E se for assim a verdade, que tudo tem apenas dois caminhos
E se for verdade que cada escolha seja feita por medo ou amor
Que em suma, a dualidade do bem e mal seja resultado dessa decisão
Se o for, talvez não viva na louca cadência que pensava viver
Mas exista, numa opaca predestinação tal cinzento mar sem ondas
E para mim que não acredito que tudo está traçado, estraçalho-me
Cai por terra o meu mundo, o meu sonho e até a vontade de ser
Contorce-me a mente em espasmos de um pânico sufocante
Não sou a singularidade pensava, não sou eu a empedrar o meu passeio
Pedra a pedra, criando formas, desníveis e irregularidades
Já não se vêm calceteiros é verdade, mas sonhadores também poucos
Ainda ontem uma tempestade caiu forte sobre a cidade
Corri à minha varanda, ávido de ver e sentir toda essa pura natureza
Mas logo uma tristeza me abraçou… era eu o único à janela, ninguém
Nem uma criança, nem um gato, ninguém veio ver a tempestuosa noite
Eu sei que o conforto é bom!

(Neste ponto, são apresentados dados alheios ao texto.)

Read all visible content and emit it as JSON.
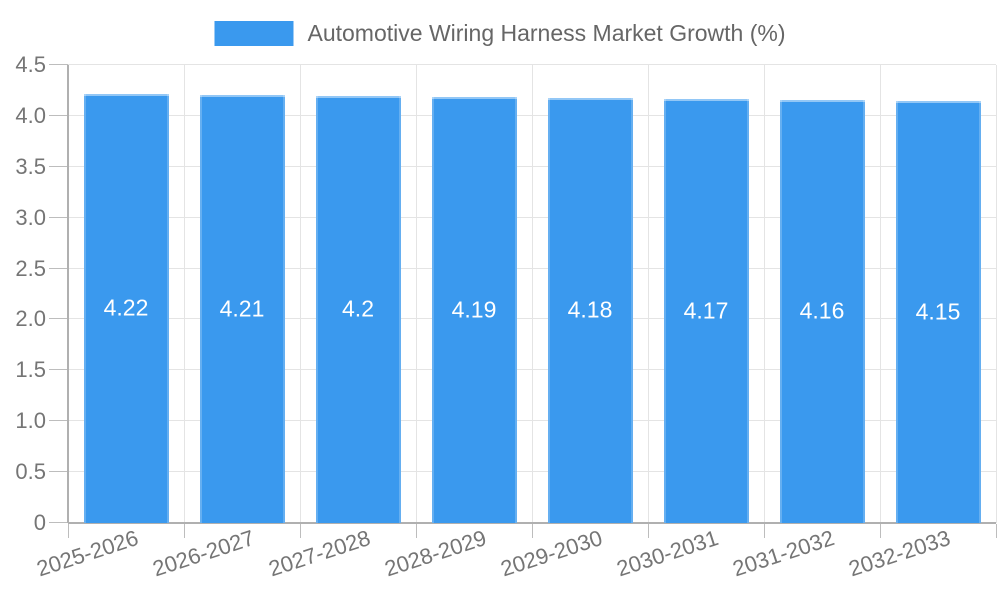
{
  "chart_data": {
    "type": "bar",
    "title": "Automotive Wiring Harness Market Growth (%)",
    "categories": [
      "2025-2026",
      "2026-2027",
      "2027-2028",
      "2028-2029",
      "2029-2030",
      "2030-2031",
      "2031-2032",
      "2032-2033"
    ],
    "values": [
      4.22,
      4.21,
      4.2,
      4.19,
      4.18,
      4.17,
      4.16,
      4.15
    ],
    "bar_labels": [
      "4.22",
      "4.21",
      "4.2",
      "4.19",
      "4.18",
      "4.17",
      "4.16",
      "4.15"
    ],
    "xlabel": "",
    "ylabel": "",
    "ylim": [
      0,
      4.5
    ],
    "y_tick_labels": [
      "0",
      "0.5",
      "1.0",
      "1.5",
      "2.0",
      "2.5",
      "3.0",
      "3.5",
      "4.0",
      "4.5"
    ],
    "grid": true,
    "legend": {
      "position": "top",
      "label": "Automotive Wiring Harness Market Growth (%)"
    },
    "colors": {
      "background": "#ffffff",
      "bar_fill": "#3a99ee",
      "bar_value_text": "#ffffff",
      "axis_line": "#b0b0b0",
      "grid_line": "#e4e4e4",
      "tick_line": "#bdbdbd",
      "tick_text": "#757575",
      "legend_text": "#666666"
    }
  }
}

Mas também o cheiro molhado da chuva
E nesse momento decidi debruçar-me em fé, levar com a chuva na cara
Sentiria por todos os que não a sentem ou que a preferem ignorar, sonharia!
E sei que há no mundo quem não se possa abrigar dela e com isso sofra
Mas também imagino que haverá alguém que nunca a sentiu
E isso também me entristece! Por isso sentirei por essa pessoa e por todas as demais
Que nunca é demais sentir o bem, especialmente se for pelos outros, e de novo sonhar…

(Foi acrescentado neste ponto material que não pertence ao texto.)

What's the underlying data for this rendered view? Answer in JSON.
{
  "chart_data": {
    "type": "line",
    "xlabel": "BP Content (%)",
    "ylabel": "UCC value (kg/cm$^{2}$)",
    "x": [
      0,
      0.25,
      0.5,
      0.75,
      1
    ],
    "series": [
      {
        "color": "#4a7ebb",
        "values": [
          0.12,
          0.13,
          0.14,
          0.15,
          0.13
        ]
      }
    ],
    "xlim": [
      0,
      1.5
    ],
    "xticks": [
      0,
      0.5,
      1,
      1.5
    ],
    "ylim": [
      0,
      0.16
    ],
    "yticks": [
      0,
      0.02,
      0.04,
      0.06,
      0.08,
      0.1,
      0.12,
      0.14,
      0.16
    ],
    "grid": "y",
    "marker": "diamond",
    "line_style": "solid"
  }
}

Sonhar que temos sim uma vontade que é só nossa, que de facto podemos ascender
Ascender acima do bem e do mal, não ser este nem aquele, mas talvez ser um outro
Ultrapassar esta barreira de ter de pertencer, que apenas nos tira a genuinidade
Não ser o estabelecido nem os que são contra o estabelecido, e aí, talvez ser livre
Livre na mente, no sonho, na esperança, talvez não ser mais deste mundo, ser de outro
Mas sem nunca abdicar das mais terrenas, simples e transcendentes oportunidades
Como a de cheirar as páginas de um velho livro que nos passe pela mão
Ou de viver intensamente um beijo perdido que se encontre nos nossos lábios
Tudo com o mesmo sentimento daquele último vivo mas subtil dedilhado nocturno de Chopin,
Nascido certamente de inspiração divina, cósmica ou mais provavelmente apenas humana,
Esse mesmo momento que encerra na sua aparente simples brevidade o complexo universo,
Um universo composto de quase nada, vazio, como o vácuo que sempre rodeia o seu piano
E é nesse extremo perceptível silêncio, que encontramos a tal sublime nota que ascende
Indivisível à vida, ao sonho, ao corpo físico e quântico e todos os demais infinitos deste mundo
Talvez seja, estou quase certo, que essa imortal nota, é isso a que humanidade chama de Alma
Essa subtileza tão ternamente desenhada, em algo tão meticulosamente finito
Como o punhado de teclas que a compõem ou o tempo que temos para viver.